Served as a student ambassador for my course (BSc Biomedical Sciences) under the supervision of my course tutors and other representatives from the Division of Biosciences. My duties included the following: -Was part of a student panel responsible for answering questions from prospective students and their parents regarding applications, course-related content, life at UCL and career prospects. -Assisted in operating the Faculty of Life Sciences booth at the UCL Welcome Fair to help shed light on the academic and research culture at UCL. -Provided campus tours to groups of prospective students and their parents, highlighting key landmarks and teaching/research facilities. -Helped conduct laboratory demonstrations for prospective students at the UCL Medical School. -Offered opinions on different research themes within biosciences to help prospective students understand what each degree within the faculty has to offer and thus, make informed decisions for university applications.

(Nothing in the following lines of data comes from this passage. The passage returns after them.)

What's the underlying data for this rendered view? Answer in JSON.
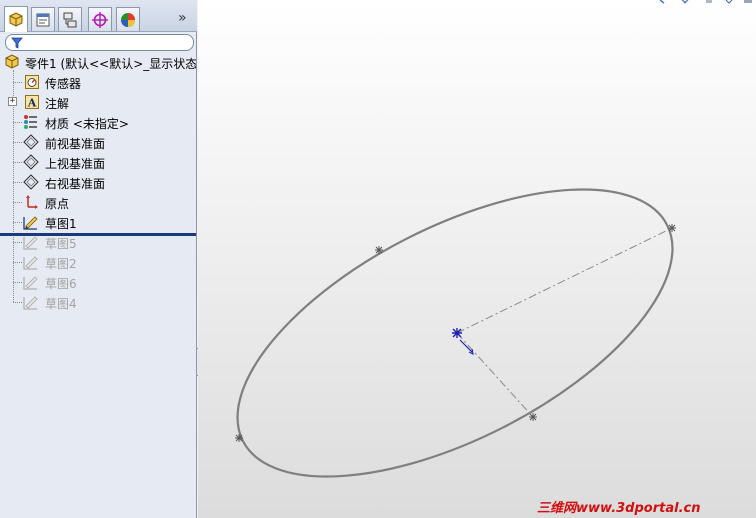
{
  "feature_manager": {
    "tabs": [
      {
        "name": "featuremanager-tab",
        "icon": "feature-tree-icon",
        "active": true
      },
      {
        "name": "propertymanager-tab",
        "icon": "property-manager-icon",
        "active": false
      },
      {
        "name": "configurationmanager-tab",
        "icon": "configuration-manager-icon",
        "active": false
      },
      {
        "name": "dimxpert-tab",
        "icon": "dimxpert-crosshair-icon",
        "active": false
      },
      {
        "name": "display-manager-tab",
        "icon": "appearance-pie-icon",
        "active": false
      }
    ],
    "more_label": "»",
    "filter_icon": "filter-icon",
    "tree": {
      "root_label": "零件1 (默认<<默认>_显示状态",
      "items": [
        {
          "label": "传感器",
          "icon": "sensor-icon",
          "greyed": false
        },
        {
          "label": "注解",
          "icon": "annotation-icon",
          "greyed": false,
          "expandable": true
        },
        {
          "label": "材质 <未指定>",
          "icon": "material-icon",
          "greyed": false
        },
        {
          "label": "前视基准面",
          "icon": "plane-icon",
          "greyed": false
        },
        {
          "label": "上视基准面",
          "icon": "plane-icon",
          "greyed": false
        },
        {
          "label": "右视基准面",
          "icon": "plane-icon",
          "greyed": false
        },
        {
          "label": "原点",
          "icon": "origin-icon",
          "greyed": false
        },
        {
          "label": "草图1",
          "icon": "sketch-icon",
          "greyed": false
        },
        {
          "label": "草图5",
          "icon": "sketch-icon",
          "greyed": true
        },
        {
          "label": "草图2",
          "icon": "sketch-icon",
          "greyed": true
        },
        {
          "label": "草图6",
          "icon": "sketch-icon",
          "greyed": true
        },
        {
          "label": "草图4",
          "icon": "sketch-icon",
          "greyed": true
        }
      ]
    }
  },
  "watermark": "三维网www.3dportal.cn",
  "colors": {
    "ellipse_stroke": "#7f7f7f",
    "axis_line": "#8a8a8a",
    "center_point": "#1f1fb0",
    "watermark": "#d11010",
    "rollback_bar": "#1b3a7a"
  }
}
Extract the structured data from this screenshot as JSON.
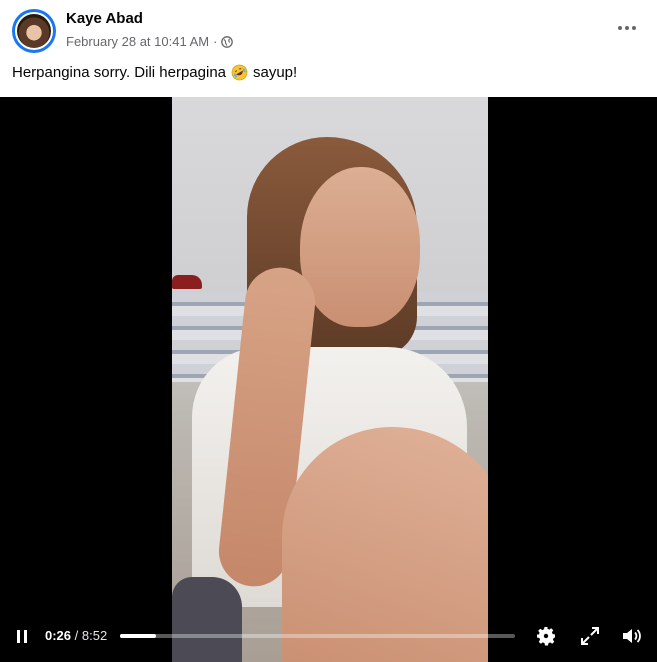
{
  "post": {
    "author": "Kaye Abad",
    "timestamp": "February 28 at 10:41 AM",
    "separator": "·",
    "audience_icon": "globe-icon",
    "caption_part1": "Herpangina sorry. Dili herpagina",
    "caption_emoji": "rolling-on-floor-laughing-emoji",
    "caption_part2": "sayup!"
  },
  "video": {
    "current_time": "0:26",
    "time_separator": "/",
    "duration": "8:52",
    "progress_fraction": 0.09
  },
  "colors": {
    "link_blue": "#1877f2",
    "meta_gray": "#65676b",
    "video_bg": "#000000"
  }
}
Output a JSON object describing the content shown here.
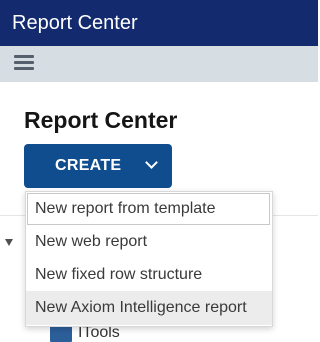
{
  "header": {
    "title": "Report Center"
  },
  "toolbar": {
    "menu_icon": "hamburger-menu-icon"
  },
  "main": {
    "heading": "Report Center",
    "create_label": "CREATE",
    "create_icon": "chevron-down-icon"
  },
  "menu": {
    "items": [
      {
        "label": "New report from template"
      },
      {
        "label": "New web report"
      },
      {
        "label": "New fixed row structure"
      },
      {
        "label": "New Axiom Intelligence report"
      }
    ]
  },
  "tree": {
    "visible_label": "ITools"
  },
  "colors": {
    "header": "#142a6e",
    "toolbar": "#d6dde3",
    "button": "#0f4d8f",
    "folder": "#2c5e9a"
  }
}
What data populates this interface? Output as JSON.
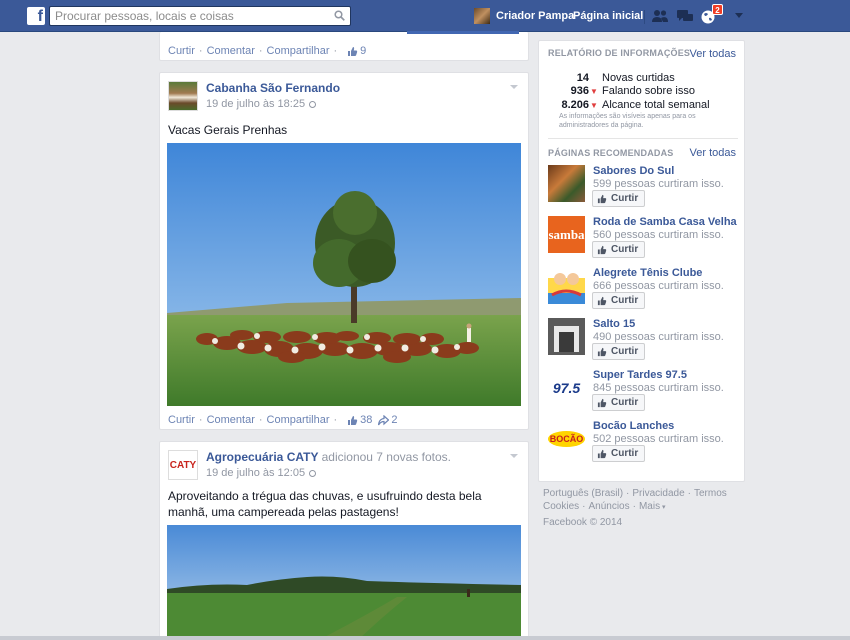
{
  "topbar": {
    "search_placeholder": "Procurar pessoas, locais e coisas",
    "profile_name": "Criador Pampa",
    "home_label": "Página inicial",
    "notification_count": "2"
  },
  "post0": {
    "actions": {
      "like": "Curtir",
      "comment": "Comentar",
      "share": "Compartilhar",
      "likes": "9"
    }
  },
  "post1": {
    "author": "Cabanha São Fernando",
    "time": "19 de julho às 18:25",
    "text": "Vacas Gerais Prenhas",
    "actions": {
      "like": "Curtir",
      "comment": "Comentar",
      "share": "Compartilhar",
      "likes": "38",
      "shares": "2"
    }
  },
  "post2": {
    "author": "Agropecuária CATY",
    "activity": "adicionou 7 novas fotos.",
    "avatar_text": "CATY",
    "time": "19 de julho às 12:05",
    "text": "Aproveitando a trégua das chuvas, e usufruindo desta bela manhã, uma campereada pelas pastagens!"
  },
  "insights": {
    "title": "RELATÓRIO DE INFORMAÇÕES",
    "see_all": "Ver todas",
    "stats": [
      {
        "num": "14",
        "label": "Novas curtidas",
        "arrow": ""
      },
      {
        "num": "936",
        "label": "Falando sobre isso",
        "arrow": "▼"
      },
      {
        "num": "8.206",
        "label": "Alcance total semanal",
        "arrow": "▼"
      }
    ],
    "note": "As informações são visíveis apenas para os administradores da página."
  },
  "recommended": {
    "title": "PÁGINAS RECOMENDADAS",
    "see_all": "Ver todas",
    "like_label": "Curtir",
    "pages": [
      {
        "name": "Sabores Do Sul",
        "count": "599 pessoas curtiram isso."
      },
      {
        "name": "Roda de Samba Casa Velha",
        "count": "560 pessoas curtiram isso.",
        "thumb_text": "samba"
      },
      {
        "name": "Alegrete Tênis Clube",
        "count": "666 pessoas curtiram isso."
      },
      {
        "name": "Salto 15",
        "count": "490 pessoas curtiram isso."
      },
      {
        "name": "Super Tardes 97.5",
        "count": "845 pessoas curtiram isso.",
        "thumb_text": "97.5"
      },
      {
        "name": "Bocão Lanches",
        "count": "502 pessoas curtiram isso.",
        "thumb_text": "BOCÃO"
      }
    ]
  },
  "footer": {
    "language": "Português (Brasil)",
    "privacy": "Privacidade",
    "terms": "Termos",
    "cookies": "Cookies",
    "ads": "Anúncios",
    "more": "Mais",
    "copyright": "Facebook © 2014"
  }
}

Dissertation Title: 'Developing a Photo-Activable Variant of Protein Kinase A' Summary: Protein Kinase A (PKA) is the major intercellular cAMP receptor that is ubiquitously expressed in virtually every cell type. Thus, it plays important roles in both physiology and pathology. However, up till now, manipulation of PKA function have only been conducted via indirect means by altering concentration /activity of cAMP, AKAPs, PDEs and PKIs. As such, there is no way to directly tune PKA activity in a spatiotemporal manner. One way to overcome this limitation is to implement the LOVTRAP system into PKA to design photo-activable PKA (paPKA) constructs. The aim(s) of my dissertation is to investigate design considerations that are important for developing a functional construct that has minimal 'off-state' activity. As part of my laboratory work, I employed molecular biology techniques such as molecular cloning of customized PKA constructs into bacterial plasmids, transformation of chemically competent E.Coli strains, Gel-Electrophoresis, Western Blotting and more. In particular, I helped to optimize the polymerase chain reaction (PCR) protocol for obtaining the desired replication product and identify optimal BL21 DE3 strains for successful transformation. Finally, I used a Foster Resonance Energy Transfer (FRET)-based plate reader to monitor the catalytic activities of the PKA Calpha subunit and its W196R mutant variant and their respective sensitivities to block by the PKA RIIalpha subunit. For my writeup, I conducted a thorough literature review encompassing the structure and functions of PKA in neurons as well as existing optogenetic, chemogenetic and pharmacological techniques for manipulating/monitoring PKA activity. Furthermore, I utilized pymol to identify a suitable locations for implementing the LOVTRAP system into the PKA Calpha subunit. Finally, I suggested future directions and applications of viable paPKA constructs.